The Global Film Initiative was founded by Susan Coulter Weeks in 2002 and is advised by a board of directors, and a film-board composed of filmmakers such as Mira Nair, Lars von Trier, Pedro Almodóvar, Bela Tarr, Carlos Reygadas, Christopher Doyle, and Djamshed Usmonov. In 2004, it entered into a partnership with First Run Features for distribution of all films in the Global Lens Film Series, and in 2006, it moved its offices from the West Village of New York to the Potrero Hill district of San Francisco, California (USA). Their office is currently located in the Ninth Street Independent Film Center in San Francisco.
Global Lens is a traveling film series composed of cinematic works from developing nations or regions (i.e. Africa, Latin America, Asia, the Middle East, Oceania, etc.). It shows up to ten narrative feature-films a year, premiering annually at the Museum of Modern Art, New York in late-January, following its premiere the series is screened in fifteen to twenty cities across the United States, in collaboration with various cultural and cinematic organizations and institutions, before going into general distribution through GFI's distribution-partner, First Run Features.
The Acquisitions program acquires eight to ten feature-length narrative films per year for presentation in the Global Lens Film Series. Films acquired by GFI are discovered through the Granting program and also through independent festivals and sales-initiatives, such as the International Film Festival Rotterdam, Berlinale, and CineMart, and all films are selected for their artistic excellence, authentic self-representation and accomplished storytelling. Documentary and/or short films are not considered.
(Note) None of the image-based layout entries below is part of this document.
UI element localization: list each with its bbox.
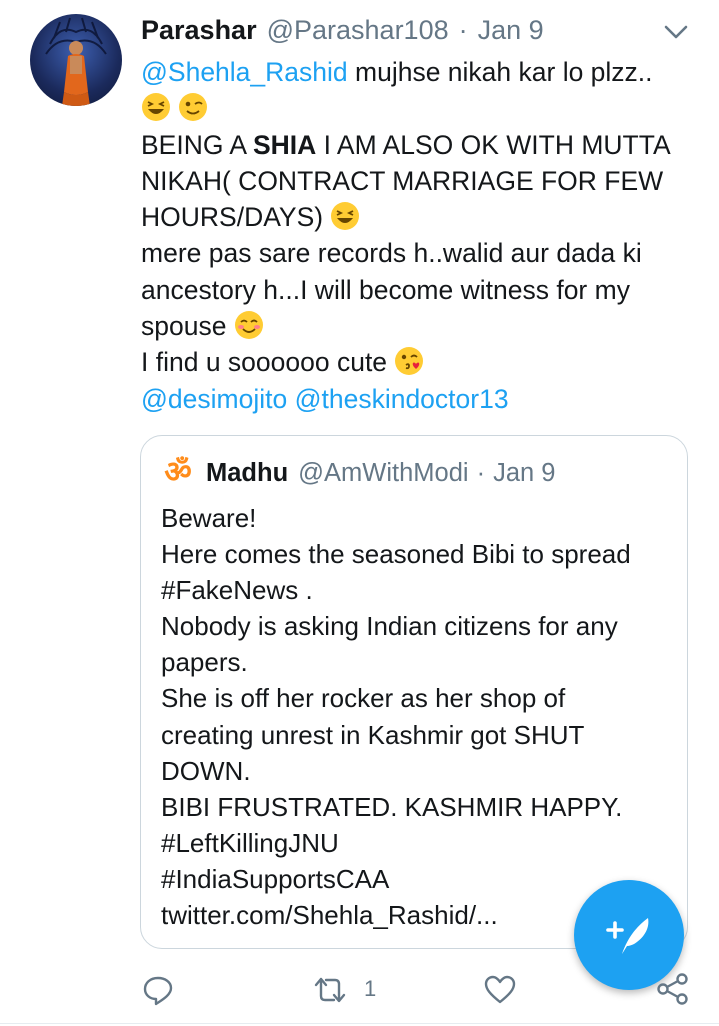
text-line: papers. <box>161 647 248 678</box>
author-avatar[interactable] <box>30 14 122 106</box>
hashtag-line: #FakeNews . <box>161 575 313 606</box>
quoted-author-handle: @AmWithModi <box>298 458 469 487</box>
text-span: BEING A <box>141 129 253 160</box>
text-line: ancestory h...I will become witness for … <box>141 274 630 305</box>
meta-separator: · <box>476 458 486 487</box>
divider <box>0 1023 719 1024</box>
tweet-header: Parashar @Parashar108 · Jan 9 <box>141 12 544 48</box>
mention-link[interactable]: @Shehla_Rashid <box>141 57 348 87</box>
meta-separator: · <box>458 14 468 45</box>
tweet-date[interactable]: Jan 9 <box>478 15 544 46</box>
text-line: mere pas sare records h..walid aur dada … <box>141 238 642 269</box>
quoted-author-name: Madhu <box>206 458 289 487</box>
tweet-text: @Shehla_Rashid mujhse nikah kar lo plzz.… <box>141 54 701 417</box>
text-line: DOWN. <box>161 755 251 786</box>
text-line: She is off her rocker as her shop of <box>161 683 566 714</box>
quoted-tweet[interactable]: ॐ Madhu @AmWithModi · Jan 9 Beware! Here… <box>140 435 688 949</box>
text-line: Nobody is asking Indian citizens for any <box>161 611 618 642</box>
compose-tweet-icon <box>606 918 649 954</box>
retweet-icon[interactable] <box>312 976 348 1004</box>
heart-icon[interactable] <box>484 975 516 1005</box>
quoted-author-avatar: ॐ <box>164 456 192 489</box>
mention-link[interactable]: @theskindoctor13 <box>295 384 509 414</box>
text-line: BIBI FRUSTRATED. KASHMIR HAPPY. <box>161 791 623 822</box>
grinning-squinting-emoji-icon <box>142 93 170 122</box>
share-icon[interactable] <box>656 972 690 1006</box>
text-line: Beware! <box>161 503 257 533</box>
chevron-down-icon[interactable] <box>662 20 690 44</box>
quoted-tweet-date: Jan 9 <box>493 458 556 487</box>
author-name[interactable]: Parashar <box>141 15 257 46</box>
text-span: I AM ALSO OK WITH MUTTA <box>316 129 671 160</box>
text-span: spouse <box>141 311 227 342</box>
text-line: creating unrest in Kashmir got SHUT <box>161 719 585 750</box>
retweet-count: 1 <box>364 976 377 1001</box>
grinning-squinting-emoji-icon <box>331 202 360 231</box>
face-blowing-kiss-icon <box>395 347 424 376</box>
text-span: HOURS/DAYS) <box>141 202 324 233</box>
mention-link[interactable]: @desimojito <box>141 384 287 414</box>
text-line: Here comes the seasoned Bibi to spread <box>161 539 631 570</box>
hashtag-line: #LeftKillingJNU <box>161 827 339 858</box>
reply-icon[interactable] <box>142 974 174 1006</box>
smiling-blush-emoji-icon <box>234 311 263 340</box>
winking-face-icon <box>179 93 208 122</box>
tweet-actions <box>0 966 719 1016</box>
text-span: mujhse nikah kar lo plzz.. <box>347 57 653 87</box>
quoted-tweet-header: ॐ Madhu @AmWithModi · Jan 9 <box>161 456 555 490</box>
text-line: NIKAH( CONTRACT MARRIAGE FOR FEW <box>141 165 664 196</box>
text-span: I find u soooooo cute <box>141 347 388 378</box>
bold-text: SHIA <box>252 129 317 160</box>
author-handle[interactable]: @Parashar108 <box>267 15 449 46</box>
quoted-tweet-text: Beware! Here comes the seasoned Bibi to … <box>161 500 681 933</box>
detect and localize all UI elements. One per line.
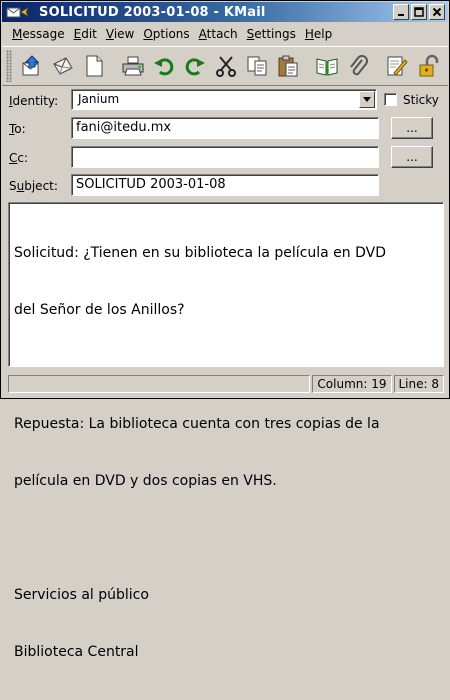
toolbar — [2, 46, 448, 86]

The Granting program awards up to twenty grants each year to filmmakers whose projects are nearing completion or in post-production. Projects awarded grants by the Global Film Initiative are often acquired for presentation in the Global Lens Film Series, and since its inception, the Granting program has supported the production of a number of award-winning films, many of which have been nominated as official country selections in the Foreign Language category of the Academy of Motion Picture Arts and Sciences' awards ceremony, the Academy Awards.